As a home-grown British soprano with a charming personality and attractive appearance, Valerie Masterson became popular with wider audiences through frequent contributions to the popular radio series Friday Night is Music Night and the TV programme The Good Old Days. There were also television broadcasts of several Gilbert and Sullivan comic operas and live relays from English National Opera.
As Vice-President of British Youth Opera, Valerie Masterson continues to work with young singers. In 1988, Masterson was made a CBE in the Queen's birthday honours. She was also made a Fellow of the Royal College of Music in 1992. She also continues to give master-classes and to lecture about singing and her career. She often speaks at the annual International Gilbert and Sullivan Festival in Buxton, England. She is married to former D'Oyly Carte principal flautist Andrew March.

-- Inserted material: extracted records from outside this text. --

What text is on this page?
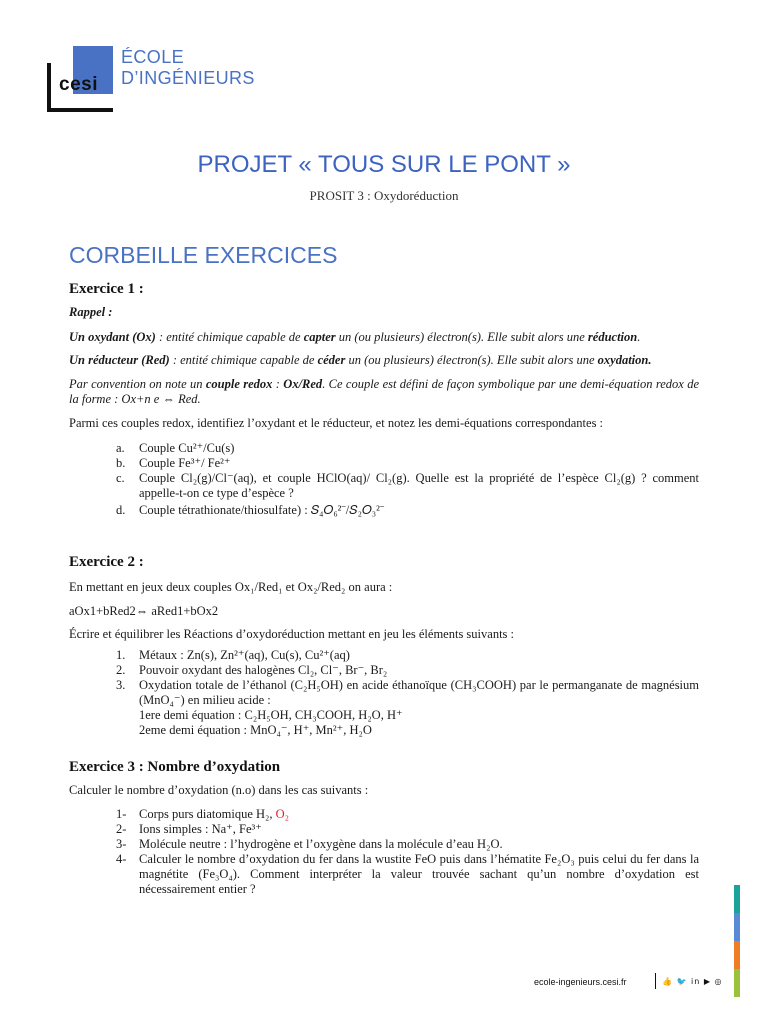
cesi
ÉCOLE
D’INGÉNIEURS
PROJET « TOUS SUR LE PONT »
PROSIT 3 : Oxydoréduction
CORBEILLE EXERCICES
Exercice 1 :
Rappel :
Un oxydant (Ox) : entité chimique capable de capter un (ou plusieurs) électron(s). Elle subit alors une réduction.
Un réducteur (Red) : entité chimique capable de céder un (ou plusieurs) électron(s). Elle subit alors une oxydation.
Par convention on note un couple redox : Ox/Red. Ce couple est défini de façon symbolique par une demi-équation redox de la forme : Ox+n e ⇔ Red.
Parmi ces couples redox, identifiez l’oxydant et le réducteur, et notez les demi-équations correspondantes :
a. Couple Cu²⁺/Cu(s)
b. Couple Fe³⁺/ Fe²⁺
c. Couple Cl₂(g)/Cl⁻(aq), et couple HClO(aq)/ Cl₂(g). Quelle est la propriété de l’espèce Cl₂(g) ? comment appelle-t-on ce type d’espèce ?
d. Couple tétrathionate/thiosulfate) : 𝑆₄𝑂₆²⁻/𝑆₂𝑂₃²⁻
Exercice 2 :
En mettant en jeux deux couples Ox₁/Red₁ et Ox₂/Red₂ on aura :
aOx1+bRed2⇔ aRed1+bOx2
Écrire et équilibrer les Réactions d’oxydoréduction mettant en jeu les éléments suivants :
1. Métaux : Zn(s), Zn²⁺(aq), Cu(s), Cu²⁺(aq)
2. Pouvoir oxydant des halogènes Cl₂, Cl⁻, Br⁻, Br₂
3. Oxydation totale de l’éthanol (C₂H₅OH) en acide éthanoïque (CH₃COOH) par le permanganate de magnésium (MnO₄⁻) en milieu acide :
1ere demi équation : C₂H₅OH, CH₃COOH, H₂O, H⁺
2eme demi équation : MnO₄⁻, H⁺, Mn²⁺, H₂O
Exercice 3 : Nombre d’oxydation
Calculer le nombre d’oxydation (n.o) dans les cas suivants :
1- Corps purs diatomique H₂, O₂
2- Ions simples : Na⁺, Fe³⁺
3- Molécule neutre : l’hydrogène et l’oxygène dans la molécule d’eau H₂O.
4- Calculer le nombre d’oxydation du fer dans la wustite FeO puis dans l’hématite Fe₂O₃ puis celui du fer dans la magnétite (Fe₃O₄). Comment interpréter la valeur trouvée sachant qu’un nombre d’oxydation est nécessairement entier ?
ecole-ingenieurs.cesi.fr	👍 🐦 in ▶ ◎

Among her recordings are a number of Gilbert & Sullivan operas with the D'Oyly Carte Opera Company, including H.M.S. Pinafore, The Pirates of Penzance, The Mikado, and a series of Gilbert and Sullivan videos with the company Gilbert and Sullivan for All. On BBC television, Masterson appeared as Yum-Yum in 1973 and Elsie in 1975. In 1983, she recorded an album of G&S solos and duets with Robert Tear. She sang Josephine, Mabel, Ida, Yum-Yum, and Elsie in the 1989 BBC2 series of the complete Gilbert and Sullivan operas. In 1997 she recorded excerpts from Ivanhoe, The Chieftain, The Beauty Stone, and The Emerald Isle with the National Symphony Orchestra for the CD "Sullivan & Co. - The Operas That Got Away." Her voice is heard in the Gilbert and Sullivan songs in the film The Hand That Rocks the Cradle. Masterson is heard on a recording in English of La Traviata conducted by Sir Charles Mackerras, who also conducts G.F. Handel's Julius Caesar in which Masterson plays Cleopatra opposite Janet Baker's Caesar. The French repertoire is represented by a recital disc: "Valerie Masterson - en Français Airs d’Opéra". In July 1975, Masterson sang Matilde in a complete recording of Elisabetta, regina d'Inghilterra by Rossini, alongside Montserrat Caballé and José Carreras. She is also featured in live recordings of Faust (in Philadelphia) and Mireille. She also recorded G.F. Handel's Messiah and appeared as Romilda in the DVD reording of Nicholas Hytner's ENO production of G.F. Handel's Xerxes in 1995, also conducted by Charles Mackerras. Recordings of lighter roles include The King and I, Kismet, Bitter Sweet, and Song of Norway.